Decidió celebrar la inauguración de la nueva estantería regalándose unas costillitas de cerdo con puré de manzana, el único plato del recetario de la tía que todavía no se había atrevido a preparar.

CINCO AÑOS

MÁS TARDE...

4

Las remiserías empezaron a extenderse por el territorio de General Green como si fueran hongos y abrió una en la Galería Primavera. Los remiseros se pasaban el día tomando mate y fumando delante del local. René odiaba tener que atravesar su nube de humo asqueroso todos los mediodías; la peste del tabaco lo hacía extrañar el olor a orina del pasado. Para colmo, uno de los remiseros empezó a frecuentar Valhalla Comics. Primero se lo encontraba charlando en la puerta con Bili y cuando quiso acordar estaba adentro, participando del almuerzo. Si el librero lo había invitado, no se había tomado el trabajo de consultar antes con él. El remisero se llamaba Horacio y el coche que manejaba estaba en un estado de conservación peligrosísimo, probablemente ilegal. Lo descubrió el día que tuvo que dejarse llevar a su casa en esa navaja con ruedas, por una razón de fuerza mayor: no había más coches y necesitaba llegar con urgencia a su baño.

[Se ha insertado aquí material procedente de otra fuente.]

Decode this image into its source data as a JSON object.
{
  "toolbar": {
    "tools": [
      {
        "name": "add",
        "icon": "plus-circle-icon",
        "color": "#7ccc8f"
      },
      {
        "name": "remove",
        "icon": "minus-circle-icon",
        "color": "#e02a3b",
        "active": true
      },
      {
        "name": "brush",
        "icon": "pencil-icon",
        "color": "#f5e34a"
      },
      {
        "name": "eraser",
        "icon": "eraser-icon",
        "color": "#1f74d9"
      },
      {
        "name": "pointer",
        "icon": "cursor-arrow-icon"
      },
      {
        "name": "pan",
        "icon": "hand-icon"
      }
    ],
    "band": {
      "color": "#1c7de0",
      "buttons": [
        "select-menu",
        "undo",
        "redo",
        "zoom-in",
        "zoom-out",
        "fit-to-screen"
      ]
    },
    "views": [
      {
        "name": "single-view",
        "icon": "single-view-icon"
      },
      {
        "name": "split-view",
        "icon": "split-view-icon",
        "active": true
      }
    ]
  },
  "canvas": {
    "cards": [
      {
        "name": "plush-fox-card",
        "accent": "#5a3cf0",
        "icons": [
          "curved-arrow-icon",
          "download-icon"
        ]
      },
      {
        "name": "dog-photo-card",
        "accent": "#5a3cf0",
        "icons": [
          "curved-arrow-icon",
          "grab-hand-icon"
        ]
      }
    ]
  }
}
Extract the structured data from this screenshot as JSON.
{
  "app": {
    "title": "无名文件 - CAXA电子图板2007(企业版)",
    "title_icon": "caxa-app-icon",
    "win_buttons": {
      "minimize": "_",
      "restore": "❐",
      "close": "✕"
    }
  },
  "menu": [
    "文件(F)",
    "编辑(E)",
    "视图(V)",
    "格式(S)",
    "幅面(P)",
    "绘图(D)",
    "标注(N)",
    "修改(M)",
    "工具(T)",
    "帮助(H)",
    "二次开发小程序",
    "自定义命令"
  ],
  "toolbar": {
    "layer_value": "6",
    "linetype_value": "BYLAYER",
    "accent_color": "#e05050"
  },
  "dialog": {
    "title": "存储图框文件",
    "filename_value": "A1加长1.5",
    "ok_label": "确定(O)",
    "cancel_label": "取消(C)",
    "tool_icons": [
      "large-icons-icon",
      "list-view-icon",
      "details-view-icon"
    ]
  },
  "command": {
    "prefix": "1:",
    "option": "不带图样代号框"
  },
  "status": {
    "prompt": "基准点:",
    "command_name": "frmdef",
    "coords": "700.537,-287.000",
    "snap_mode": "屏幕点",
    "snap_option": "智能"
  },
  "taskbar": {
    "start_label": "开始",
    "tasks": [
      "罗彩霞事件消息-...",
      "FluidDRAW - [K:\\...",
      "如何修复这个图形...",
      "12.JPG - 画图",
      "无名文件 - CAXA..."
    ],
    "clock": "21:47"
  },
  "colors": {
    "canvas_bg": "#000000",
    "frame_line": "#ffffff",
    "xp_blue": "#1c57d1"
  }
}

No soportaba a Horacio; sus chistes, sus risotadas, su costumbre de comer parado, caminando dentro de la comiquería; todo lo que hacía lo ponía nervioso. Era un castigo escucharlo hablar de su personaje favorito, un exagente de inteligencia que usaba armas de fuego y tenía por símbolo una calavera. Se mordía la lengua para no decirle que solo un imbécil podía elegir a un triste pistolero como ese teniendo a su disposición a todo un Olimpo de semidioses. El uso de la pólvora, a su entender, dibujaba una clara línea roja que separaba a los superhéroes de los matones. Lo peor era que el remisero, a pesar de no haber leído casi nada, no se quedaba callado cuando hablaban de otros comics. Opinaba hasta del Campeón, con un desparpajo que lo sacaba de sus casillas.

—Es que no da para más el personaje —dijo un mediodía.

René había cometido un error estúpido: le había dado pie; no había podido aguantarse las ganas de quejarse de la nueva fechoría de los sátrapas, que volvían a las andadas. Sí, no les había bastado con matarlo y resucitarlo con pelo largo, traje y poderes diferentes. Tampoco se habían quedado tranquilos después de casarlo con la periodista, rompiendo una dinámica de pareja que había funcionado a la perfección durante más de medio siglo. Otra vez buscaban el golpe de efecto, el titular del millón de ejemplares. El pelado había ganado las elecciones; era el nuevo líder del Mundo Libre. Salían otra vez a buscar el dinero fácil de los legos y traicionaban al fan verdadero, que prefería las buenas historias a los trucos baratos. Esta vez, al menos, la peor parte le había tocado al archienemigo, degradado de supervillano a político. Solo un atajo de imbéciles podía pensar que la política era un terreno fértil para los comics de superhéroes. ¿Dónde veían las posibilidades para la acción y la épica?